Kabid Humas Polda Metro Jaya, Kombes Pol Budi Hermanto. ANTARA/Ilham Kausar

Kecelakaan Kereta Bekasi, Sopir Taksi dan Saksi Palang Pintu Diperiksa di Polres Metro Bekasi Kota

Lukman Diah Sari • 4 May 2026 17:33

Jakarta: Polda Metro Jaya mengungkapkan perkembangan pemeriksaan sejumlah saksi terkait kecelakaan kereta api di Stasiun Bekasi Timur, Jawa Barat, pada Senin, 27 April 2026. Kabid Humas Polda Metro Jaya, Kombes Budi Hermanto, menjelaskan saksi dari Dinas Bina Marga Kota Bekasi, Dinas Pekerjaan Umum Kota Bekasi, Dinas Tata Ruang Kota Bekasi dan Direktorat Jenderal Perhubungan Darat sudah hadir dan dalam proses pemeriksaan di Polda Metro Jaya.
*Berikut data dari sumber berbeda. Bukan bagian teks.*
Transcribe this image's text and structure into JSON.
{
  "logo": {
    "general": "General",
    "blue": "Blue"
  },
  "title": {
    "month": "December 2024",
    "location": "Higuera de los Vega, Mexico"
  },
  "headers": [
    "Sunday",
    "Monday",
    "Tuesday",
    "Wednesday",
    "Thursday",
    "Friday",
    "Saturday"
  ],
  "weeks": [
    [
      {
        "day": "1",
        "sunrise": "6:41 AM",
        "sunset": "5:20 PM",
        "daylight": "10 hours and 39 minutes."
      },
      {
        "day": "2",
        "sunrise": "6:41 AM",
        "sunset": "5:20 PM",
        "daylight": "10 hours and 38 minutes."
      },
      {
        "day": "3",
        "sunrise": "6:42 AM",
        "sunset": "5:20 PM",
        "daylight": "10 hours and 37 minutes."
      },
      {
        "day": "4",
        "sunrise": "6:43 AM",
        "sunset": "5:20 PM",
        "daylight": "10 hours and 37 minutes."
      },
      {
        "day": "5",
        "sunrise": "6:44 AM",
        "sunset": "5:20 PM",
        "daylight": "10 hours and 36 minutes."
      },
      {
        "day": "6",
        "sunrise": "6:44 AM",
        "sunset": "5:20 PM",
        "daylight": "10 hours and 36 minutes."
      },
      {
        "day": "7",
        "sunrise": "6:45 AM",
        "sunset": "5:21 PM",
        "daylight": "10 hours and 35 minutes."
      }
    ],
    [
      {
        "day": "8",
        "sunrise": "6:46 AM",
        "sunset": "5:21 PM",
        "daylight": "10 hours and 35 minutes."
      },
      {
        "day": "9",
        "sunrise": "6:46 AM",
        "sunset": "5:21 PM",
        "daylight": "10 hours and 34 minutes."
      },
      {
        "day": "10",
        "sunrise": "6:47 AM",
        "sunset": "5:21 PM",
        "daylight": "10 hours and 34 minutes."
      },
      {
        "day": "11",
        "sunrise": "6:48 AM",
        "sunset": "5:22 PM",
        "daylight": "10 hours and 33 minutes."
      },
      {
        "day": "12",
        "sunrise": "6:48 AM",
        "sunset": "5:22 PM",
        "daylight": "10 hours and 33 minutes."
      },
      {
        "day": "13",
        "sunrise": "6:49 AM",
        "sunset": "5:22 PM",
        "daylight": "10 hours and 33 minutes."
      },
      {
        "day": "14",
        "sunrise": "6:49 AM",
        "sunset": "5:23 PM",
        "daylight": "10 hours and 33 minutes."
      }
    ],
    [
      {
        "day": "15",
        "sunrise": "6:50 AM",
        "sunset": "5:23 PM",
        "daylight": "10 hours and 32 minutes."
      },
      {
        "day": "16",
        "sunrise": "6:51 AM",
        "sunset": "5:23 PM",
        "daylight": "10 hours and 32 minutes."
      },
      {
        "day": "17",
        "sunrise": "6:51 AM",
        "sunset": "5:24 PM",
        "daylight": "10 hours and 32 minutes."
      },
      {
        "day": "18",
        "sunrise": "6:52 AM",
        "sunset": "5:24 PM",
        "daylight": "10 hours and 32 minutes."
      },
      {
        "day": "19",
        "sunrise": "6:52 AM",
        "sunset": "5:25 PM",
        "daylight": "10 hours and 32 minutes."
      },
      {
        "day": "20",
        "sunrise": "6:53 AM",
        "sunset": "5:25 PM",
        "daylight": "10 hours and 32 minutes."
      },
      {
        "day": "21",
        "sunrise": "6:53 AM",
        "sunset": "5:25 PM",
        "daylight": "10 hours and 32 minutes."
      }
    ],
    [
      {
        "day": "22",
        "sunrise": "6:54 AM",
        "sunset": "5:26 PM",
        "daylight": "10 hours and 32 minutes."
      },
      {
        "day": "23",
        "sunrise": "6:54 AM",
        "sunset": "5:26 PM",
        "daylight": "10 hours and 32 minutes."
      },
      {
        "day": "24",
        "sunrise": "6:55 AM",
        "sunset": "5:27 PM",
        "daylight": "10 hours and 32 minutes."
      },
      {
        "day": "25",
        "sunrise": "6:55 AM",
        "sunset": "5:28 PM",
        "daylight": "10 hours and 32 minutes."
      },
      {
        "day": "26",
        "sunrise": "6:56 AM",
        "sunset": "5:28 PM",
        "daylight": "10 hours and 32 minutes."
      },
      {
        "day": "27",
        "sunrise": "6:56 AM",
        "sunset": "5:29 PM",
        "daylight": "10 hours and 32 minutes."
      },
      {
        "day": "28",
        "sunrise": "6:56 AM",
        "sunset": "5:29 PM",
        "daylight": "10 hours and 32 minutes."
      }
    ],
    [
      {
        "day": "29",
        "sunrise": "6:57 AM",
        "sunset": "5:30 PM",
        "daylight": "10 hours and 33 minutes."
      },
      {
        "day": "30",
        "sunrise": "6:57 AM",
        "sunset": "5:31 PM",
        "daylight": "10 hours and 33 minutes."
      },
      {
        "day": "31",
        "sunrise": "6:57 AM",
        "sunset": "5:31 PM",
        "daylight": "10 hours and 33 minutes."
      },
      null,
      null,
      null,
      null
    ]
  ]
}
"Sementara sopir taksi dan saksi palang pintu telah hadir dan dalam proses pemeriksaan di Polres Metro Bekasi Kota," kata Budi melansir Antara, Senin, 4 Mei 2026.

Budi menambahkan, untuk saksi dari pihak perusahaan taksi yakni VinFast ditunda hingga Selasa, 5 mei 2026. Sedangkan petugas pengawas selatan dan Kepala Sinyal Telekomunikasi dan Listrik (Sintelis) ditunda hingga Jumat, 8 Mei 2026.

Polda Metro Jaya kembali memeriksa sejumlah saksi terkait kecelakaan kereta api di Stasiun Bekasi Timur, pada Senin 4 Mei 2026. Pemeriksaan itu terhadap pihak Taksi Green SM, Dinas Pekerjaan Umum, Dinas Tata Ruang, dan Direktorat Jenderal Perkeretaapian dilaksanakan di Polda Metro Jaya, dijadwalkan pukul 10.00 WIB.


Petugas mengevakuasi gerbong KRL Commuterline dan KA Argo Bromo Anggrek relasi Gambir-Surabaya Pasar Turi pascakecelakaan di Stasiun Bekasi Timur, Bekasi, Jawa Barat, Selasa (28/4/2026). ANTARA FOTO/Galih Pradipta/agr

Selain itu Budi juga menyebutkan pemeriksaan terhadap saksi tambahan dari pihak Daop 1 Jakarta akan dilaksanakan di Kantor Daop 1 Manggarai pada pukul 10.00 WIB. Sementara itu, sebanyak 31 saksi telah diperiksa terkait insiden kecelakaan kereta pada Senin, 27 April 2026, tersebut. 

"Sejauh ini, penyidik telah melakukan cek tempat kejadian perkara, pengumpulan barang bukti, pendalaman rekaman CCTV, koordinasi dengan rumah sakit terkait korban, permintaan visum, serta pemeriksaan terhadap saksi-saksi dan pihak-pihak terkait lainnya," kata dia.